Let us illustrate this weakness of the strong force by several examples. First of all, the only bound binary system of nucleons, i.e., the deuteron $n$-$p$, has the binding energy of only $B_D$=2.224575(9)MeV. This is really a small number as compared to, e.g., either the nucleon rest masses, or the QCD coupling constant. The deuteron is barely bound, and moreover, neither the di-neutron ($n$-$n$), nor the di-proton ($p$-$p$) is a bound object. The $n$-$p$ scattering amplitude has a pole (corresponding to the deuteron bound state) at the relative momentum of only $k$= $i\sqrt{m_NB_D}$$\,\simeq\,$45$i$MeV (the pole appears on the imaginary axis). The corresponding scattering length is fairly large, $a$=5.424(3)fm, and certainly much larger than the size of the deuteron, $R_D$=1.953(3)fm. The range of the nucleon-nucleon (NN) interaction, as given by the OPE potential, corresponds to the inverse of the pion mass 1/$m_\pi$, and equals to about 1.4fm [note that in the units $\hbar=c=1$ we have 1fm$\,\simeq\,$(197MeV)$^{-1}$].

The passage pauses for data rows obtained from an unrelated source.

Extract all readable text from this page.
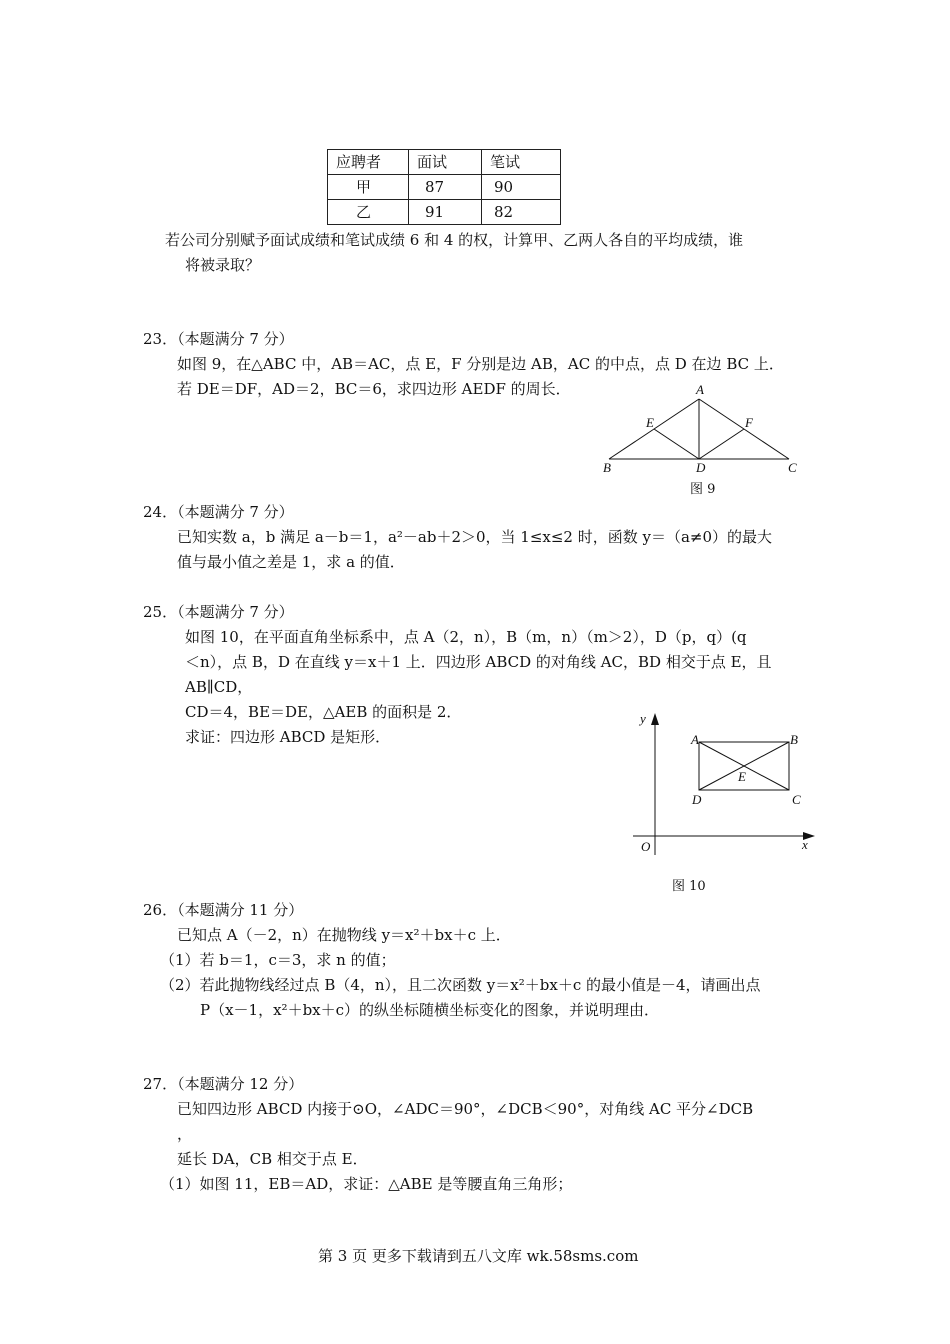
应聘者	面试	笔试
甲	87	90
乙	91	82
若公司分别赋予面试成绩和笔试成绩 6 和 4 的权，计算甲、乙两人各自的平均成绩，谁
将被录取？
23．（本题满分 7 分）
如图 9，在△ABC 中，AB＝AC，点 E，F 分别是边 AB，AC 的中点，点 D 在边 BC 上．
若 DE＝DF，AD＝2，BC＝6，求四边形 AEDF 的周长．	A
E	F
B	D	C
图 9
24．（本题满分 7 分）
已知实数 a，b 满足 a－b＝1，a²－ab＋2＞0，当 1≤x≤2 时，函数 y＝（a≠0）的最大
值与最小值之差是 1，求 a 的值．
25．（本题满分 7 分）
如图 10，在平面直角坐标系中，点 A（2，n），B（m，n）（m＞2），D（p，q）(q
＜n），点 B，D 在直线 y＝x＋1 上．四边形 ABCD 的对角线 AC，BD 相交于点 E，且
AB∥CD，
CD＝4，BE＝DE，△AEB 的面积是 2．
求证：四边形 ABCD 是矩形．
y
A	B
E
D	C
O	x
图 10
26．（本题满分 11 分）
已知点 A（－2，n）在抛物线 y＝x²＋bx＋c 上．
（1）若 b＝1，c＝3，求 n 的值；
（2）若此抛物线经过点 B（4，n），且二次函数 y＝x²＋bx＋c 的最小值是－4，请画出点
P（x－1，x²＋bx＋c）的纵坐标随横坐标变化的图象，并说明理由．
27．（本题满分 12 分）
已知四边形 ABCD 内接于⊙O，∠ADC＝90°，∠DCB＜90°，对角线 AC 平分∠DCB
，
延长 DA，CB 相交于点 E．
（1）如图 11，EB＝AD，求证：△ABE 是等腰直角三角形；
第 3 页 更多下载请到五八文库 wk.58sms.com
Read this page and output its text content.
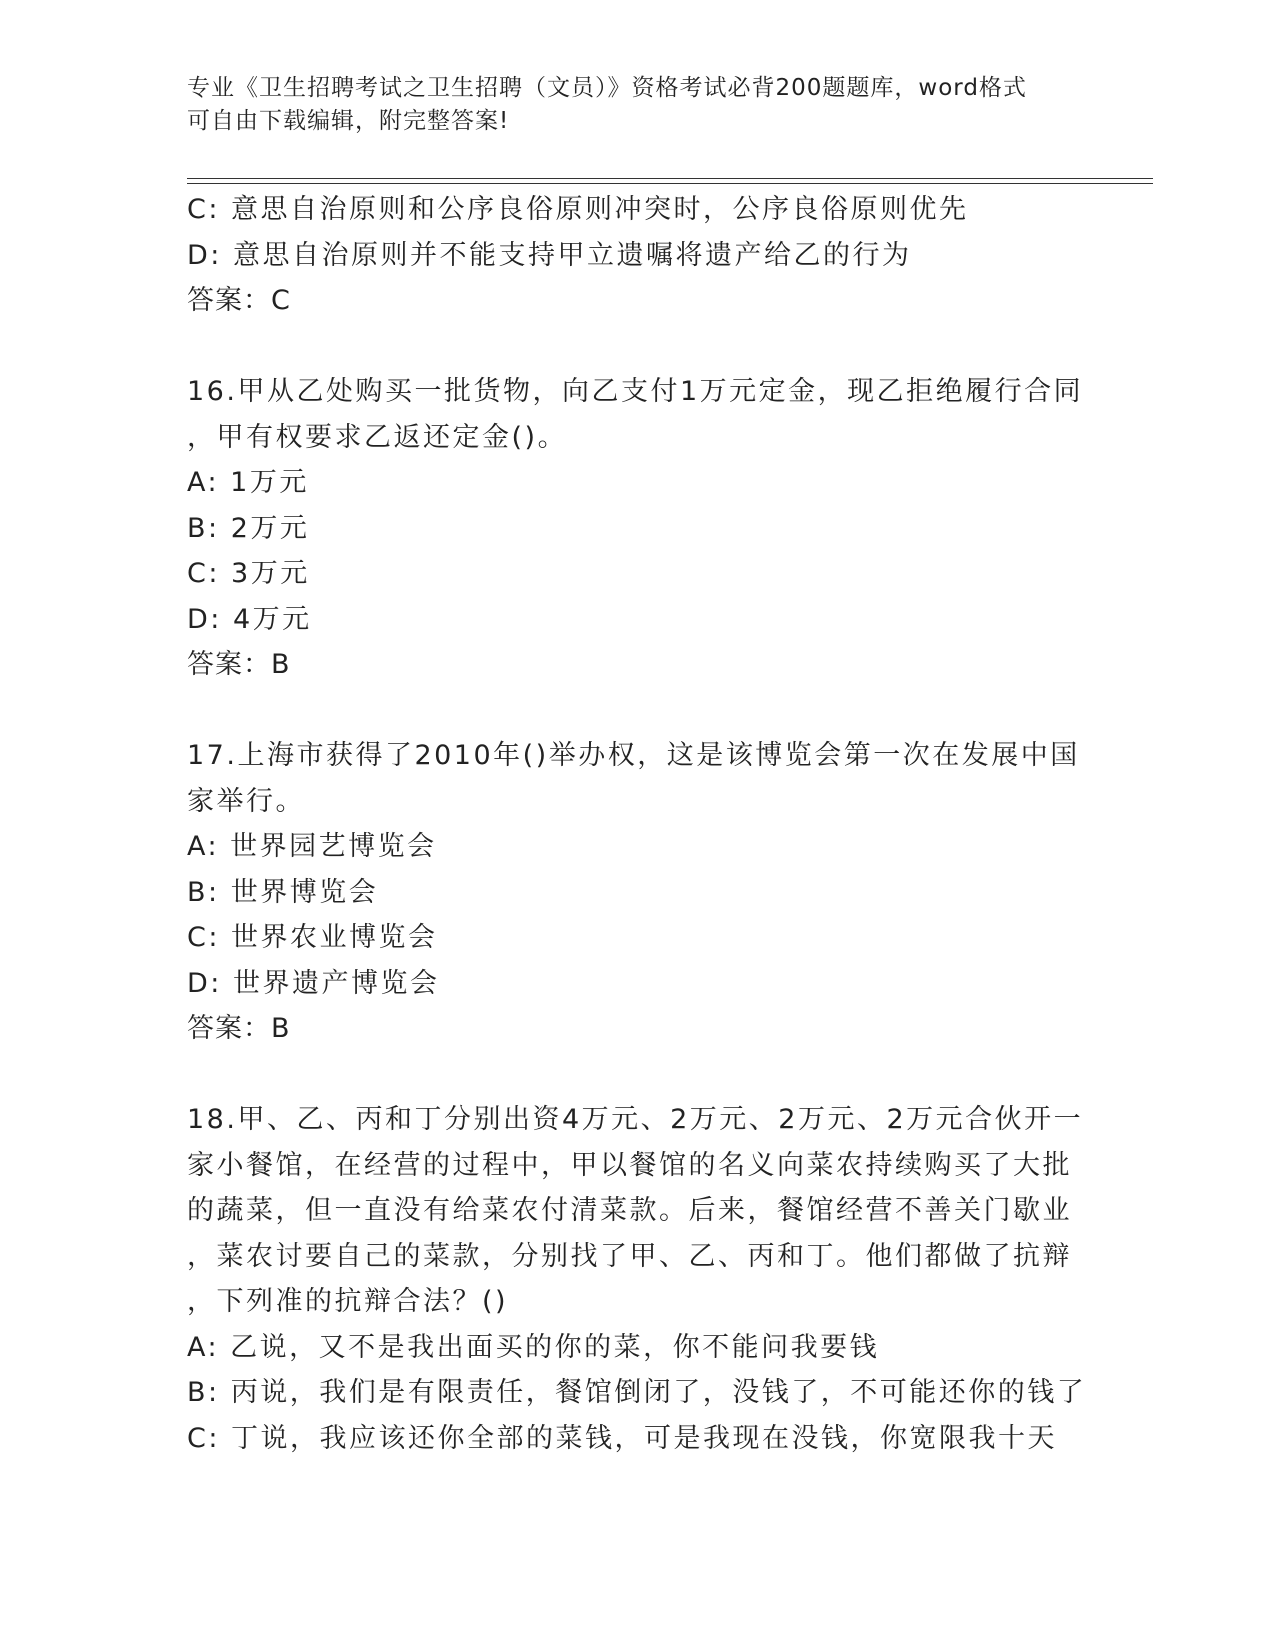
专业《卫生招聘考试之卫生招聘（文员）》资格考试必背200题题库，word格式
可自由下载编辑，附完整答案!
C: 意思自治原则和公序良俗原则冲突时，公序良俗原则优先
D: 意思自治原则并不能支持甲立遗嘱将遗产给乙的行为
答案：C
16.甲从乙处购买一批货物，向乙支付1万元定金，现乙拒绝履行合同
，甲有权要求乙返还定金()。
A: 1万元
B: 2万元
C: 3万元
D: 4万元
答案：B
17.上海市获得了2010年()举办权，这是该博览会第一次在发展中国
家举行。
A: 世界园艺博览会
B: 世界博览会
C: 世界农业博览会
D: 世界遗产博览会
答案：B
18.甲、乙、丙和丁分别出资4万元、2万元、2万元、2万元合伙开一
家小餐馆，在经营的过程中，甲以餐馆的名义向菜农持续购买了大批
的蔬菜，但一直没有给菜农付清菜款。后来，餐馆经营不善关门歇业
，菜农讨要自己的菜款，分别找了甲、乙、丙和丁。他们都做了抗辩
，下列准的抗辩合法？()
A: 乙说，又不是我出面买的你的菜，你不能问我要钱
B: 丙说，我们是有限责任，餐馆倒闭了，没钱了，不可能还你的钱了
C: 丁说，我应该还你全部的菜钱，可是我现在没钱，你宽限我十天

The above scattering characteristics pertain to the $^3$S$_1$ channel, i.e., to a scattering with the total spin of $S$=1, the total orbital angular momentum of $L$=0, the total angular momentum of $J$=1, and the total isospin of $T$=0. In the $^1$S$_0$ channel ($S$=0, $L$=0, $J$=0, and $T$=1) the deuteron is unbound, the scattering amplitude has a pole at $k$$\,\simeq\,$$-8i$MeV (on the negative imaginary axis - corresponding to the so-called virtual, or quasibound state), and the scattering length is very large negative, $a$=$-$23.749(8)fm. The $n$-$n$ and $p$-$p$ scattering lengths (in the $^1$S$_0$ channel) are also very large negative, $a$=$-$18.5(4)fm and $a$=$-$7.806(3)fm, respectively. Finally, the multi-nucleon bound objects (i.e., the atomic nuclei) are also very weakly bound, with the binding energy per nucleon of only $B/A$$\,\simeq\,$8MeV.

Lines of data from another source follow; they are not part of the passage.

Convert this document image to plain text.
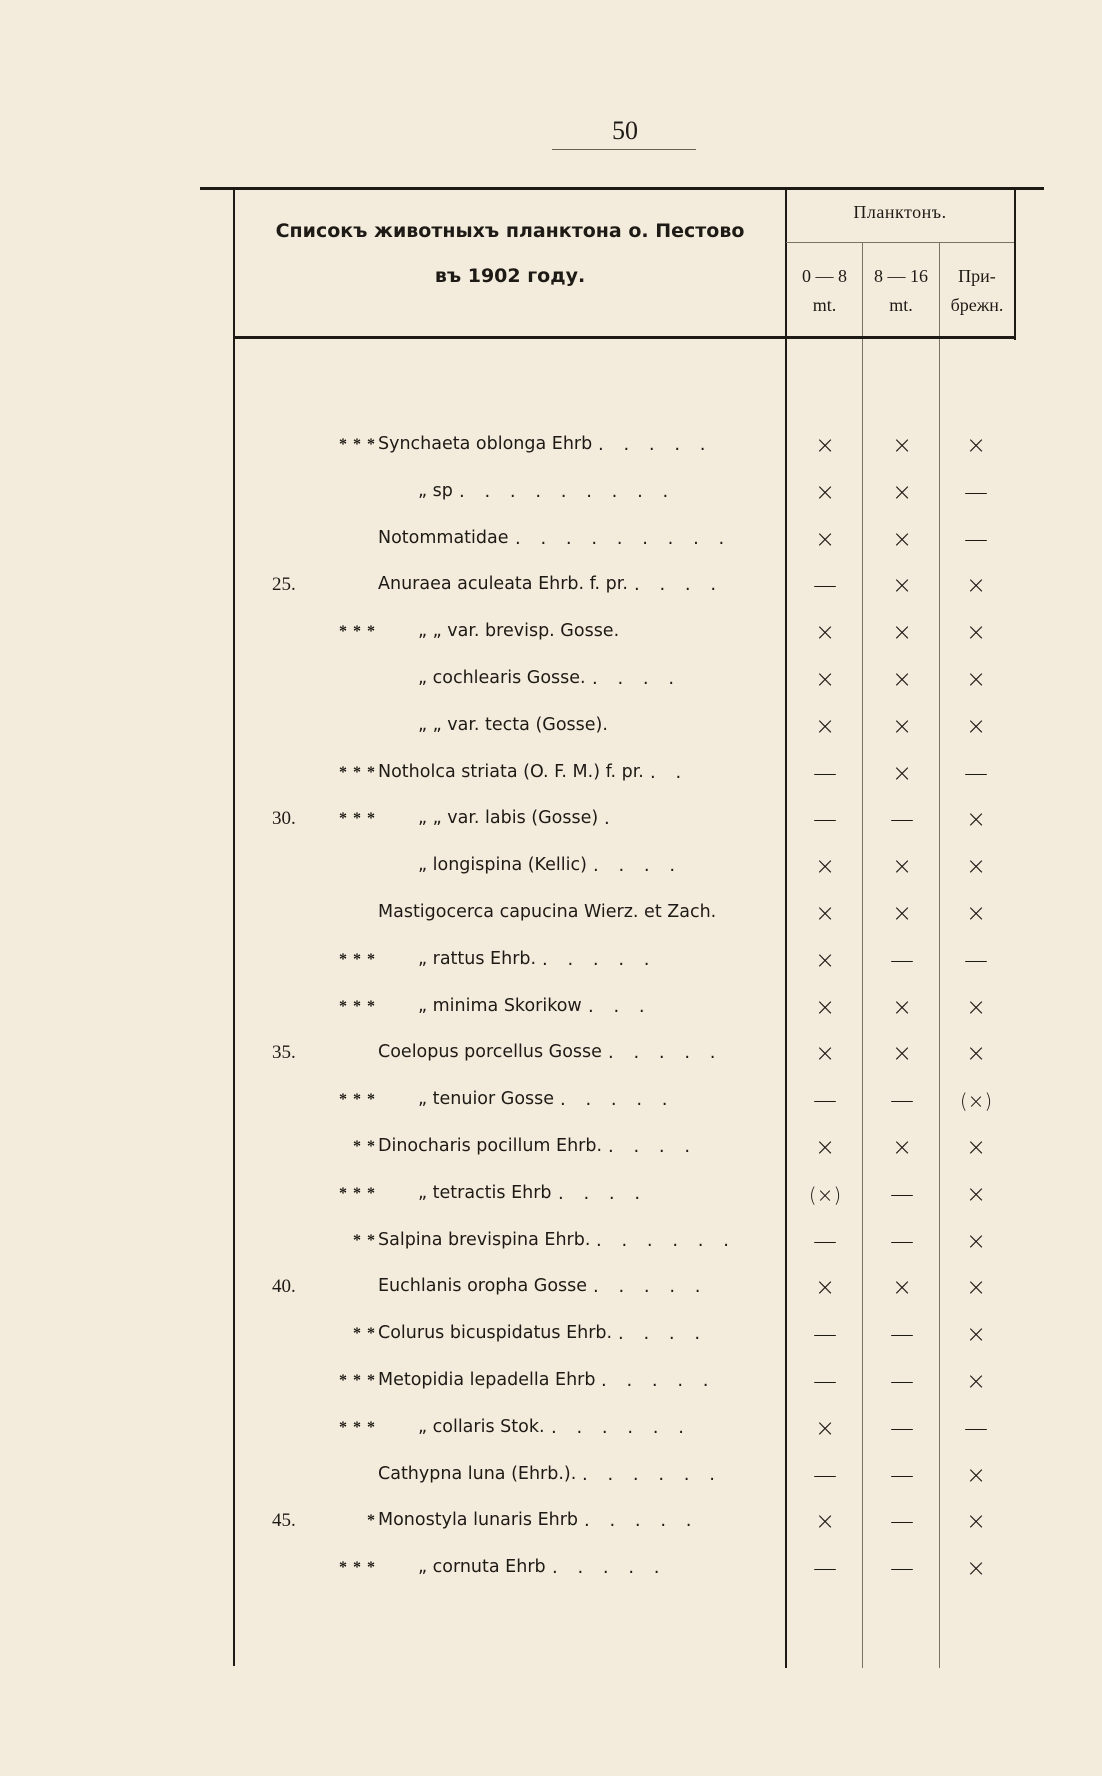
50
Списокъ животныхъ планктона о. Пестово
въ 1902 году.
Планктонъ.
0 — 8
mt.
8 — 16
mt.
При-
брежн.
* * * Synchaeta oblonga Ehrb . . . . .	×	×	×
„ sp . . . . . . . . .	×	×	—
Notommatidae . . . . . . . . .	×	×	—
25.	Anuraea aculeata Ehrb. f. pr. . . . .	—	×	×
* * * „ „ var. brevisp. Gosse.	×	×	×
„ cochlearis Gosse. . . . .	×	×	×
„ „ var. tecta (Gosse).	×	×	×
* * * Notholca striata (O. F. M.) f. pr. . .	—	×	—
30.	* * * „ „ var. labis (Gosse) .	—	—	×
„ longispina (Kellic) . . . .	×	×	×
Mastigocerca capucina Wierz. et Zach.	×	×	×
* * * „ rattus Ehrb. . . . . .	×	—	—
* * * „ minima Skorikow . . .	×	×	×
35.	Coelopus porcellus Gosse . . . . .	×	×	×
* * * „ tenuior Gosse . . . . .	—	—	(×)
* * Dinocharis pocillum Ehrb. . . . .	×	×	×
* * * „ tetractis Ehrb . . . .	(×)	—	×
* * Salpina brevispina Ehrb. . . . . . .	—	—	×
40.	Euchlanis oropha Gosse . . . . .	×	×	×
* * Colurus bicuspidatus Ehrb. . . . .	—	—	×
* * * Metopidia lepadella Ehrb . . . . .	—	—	×
* * * „ collaris Stok. . . . . . .	×	—	—
Cathypna luna (Ehrb.). . . . . . .	—	—	×
45.	* Monostyla lunaris Ehrb . . . . .	×	—	×
* * * „ cornuta Ehrb . . . . .	—	—	×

These weak bindings have very important consequences for the physics of nuclear systems, namely, in these systems, the average kinetic energies are large positive, and the average potential (interaction) energies are large negative. The resulting total energies are therefore much smaller than either the kinetic or the potential component. As a result, one can neither treat the interaction as a small perturbation on top of the (almost) free motion of constituents, nor treat the relative kinetic energy as a small perturbation on top of a tightly bound, frozen system.